Kurz und dumpf ist das blecherne Geräusch. Es kracht, vielleicht ist noch scharfes Bremsen zu hören, manchmal vernimmt man zusätzlich einen kurzen Aufschrei. Nach ein, zwei Sekunden: Stille. Aber wenn man in seiner Wohnung am Schreibtisch sitzt oder seinen alltäglichen Dingen nachgeht, schießt einem, während man das typische Geräusch eines Verkehrsunfalls hört, nur ein Gedanke in den Kopf: Schon wieder! Denn sofort ist klar, ohne es gesehen zu haben, dass es erneut einen Unfall gegeben hat. Man tritt ans Fenster und sogleich ist da der zweite Gedanke: Hoffentlich ist nichts Schlimmeres passiert. Meistens hat sich schon ein Pulk von helfenden Menschen gebildet, ein Auto steht quer auf der Straße oder gar auf dem Bürgersteig, ein Fahrrad liegt auf dem Boden.

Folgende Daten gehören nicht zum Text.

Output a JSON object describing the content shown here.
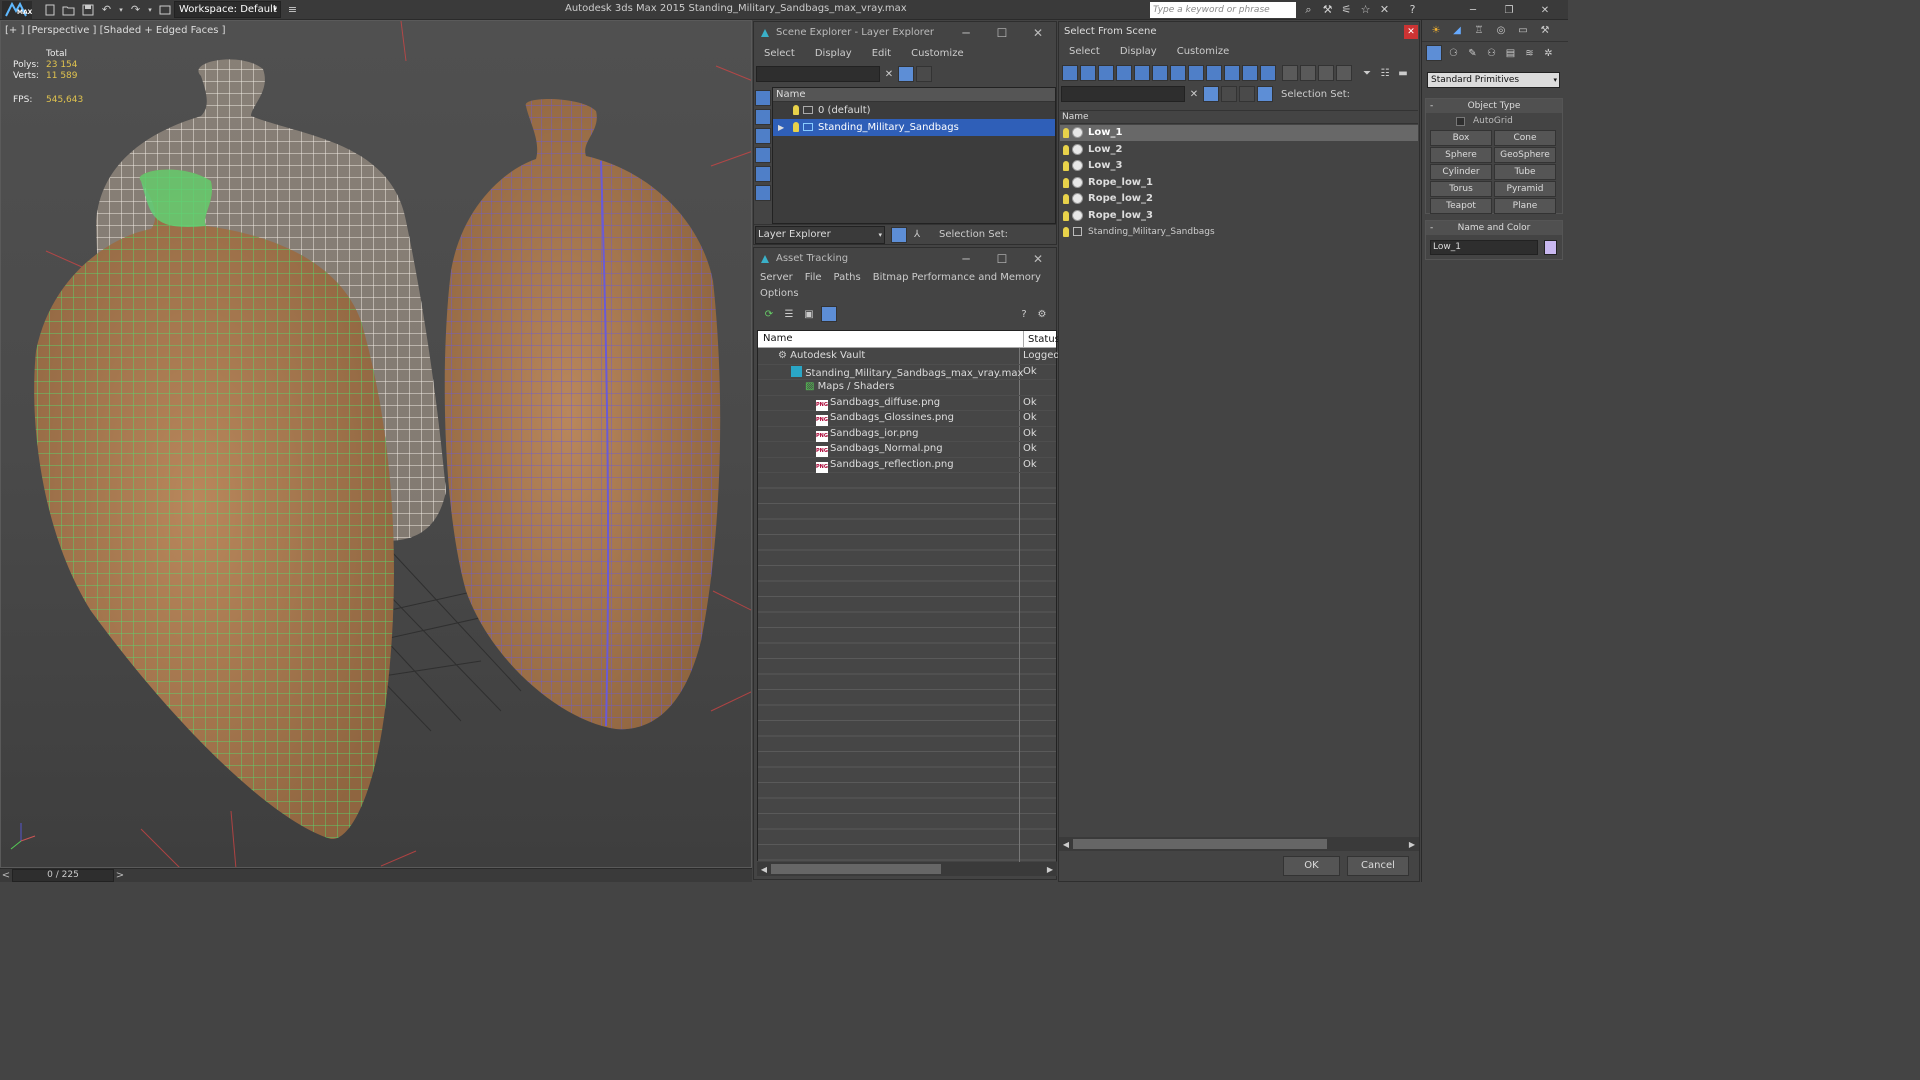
{
  "titlebar": {
    "logo": "MAX",
    "workspace": "Workspace: Default",
    "app_title": "Autodesk 3ds Max  2015     Standing_Military_Sandbags_max_vray.max",
    "search_placeholder": "Type a keyword or phrase"
  },
  "viewport": {
    "label": "[+ ] [Perspective ] [Shaded + Edged Faces ]",
    "stats": {
      "total_label": "Total",
      "polys_label": "Polys:",
      "polys_value": "23 154",
      "verts_label": "Verts:",
      "verts_value": "11 589",
      "fps_label": "FPS:",
      "fps_value": "545,643"
    },
    "timeline": "0 / 225",
    "nav_left": "<",
    "nav_right": ">"
  },
  "scene_explorer": {
    "title": "Scene Explorer - Layer Explorer",
    "menu": [
      "Select",
      "Display",
      "Edit",
      "Customize"
    ],
    "column_name": "Name",
    "layers": [
      "0 (default)",
      "Standing_Military_Sandbags"
    ],
    "footer_dropdown": "Layer Explorer",
    "selection_set_label": "Selection Set:"
  },
  "asset_tracking": {
    "title": "Asset Tracking",
    "menu": [
      "Server",
      "File",
      "Paths",
      "Bitmap Performance and Memory"
    ],
    "menu2": "Options",
    "col_name": "Name",
    "col_status": "Status",
    "rows": [
      {
        "name": "Autodesk Vault",
        "status": "Logged",
        "icon": "vault-icon"
      },
      {
        "name": "Standing_Military_Sandbags_max_vray.max",
        "status": "Ok",
        "icon": "max-file-icon"
      },
      {
        "name": "Maps / Shaders",
        "status": "",
        "icon": "maps-icon"
      },
      {
        "name": "Sandbags_diffuse.png",
        "status": "Ok",
        "icon": "png-icon"
      },
      {
        "name": "Sandbags_Glossines.png",
        "status": "Ok",
        "icon": "png-icon"
      },
      {
        "name": "Sandbags_ior.png",
        "status": "Ok",
        "icon": "png-icon"
      },
      {
        "name": "Sandbags_Normal.png",
        "status": "Ok",
        "icon": "png-icon"
      },
      {
        "name": "Sandbags_reflection.png",
        "status": "Ok",
        "icon": "png-icon"
      }
    ],
    "png_badge": "PNG"
  },
  "select_from_scene": {
    "title": "Select From Scene",
    "menu": [
      "Select",
      "Display",
      "Customize"
    ],
    "selection_set_label": "Selection Set:",
    "column_name": "Name",
    "objects": [
      "Low_1",
      "Low_2",
      "Low_3",
      "Rope_low_1",
      "Rope_low_2",
      "Rope_low_3",
      "Standing_Military_Sandbags"
    ],
    "ok": "OK",
    "cancel": "Cancel"
  },
  "command_panel": {
    "dropdown": "Standard Primitives",
    "object_type_title": "Object Type",
    "autogrid": "AutoGrid",
    "buttons": [
      "Box",
      "Cone",
      "Sphere",
      "GeoSphere",
      "Cylinder",
      "Tube",
      "Torus",
      "Pyramid",
      "Teapot",
      "Plane"
    ],
    "name_color_title": "Name and Color",
    "name_value": "Low_1",
    "swatch_color": "#c9b8f0"
  }
}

So ist es mir unzählige Male gegangen. Seit 12 Jahren wohne ich direkt an der Wisbyer Straße/ Ecke Gudvanger Straße und blicke auf diese infrastrukturelle Fülle. Nicht nur, dass in beiden Richtungen die Fahrbahn zweispurig ist und jede dieser Fahrbahnen einen Fahrradweg besitzt; hinzu kommen die Schienen der Tram M13 und 12 und die dazugehörige Insel, um jeweils auf die andere Seite der Wisbyer Straße zu gelangen. Auch aus der Gudvanger Straße und der Talstraße kommend besteht die Möglichkeit, die Wisbyer Straße zu überqueren.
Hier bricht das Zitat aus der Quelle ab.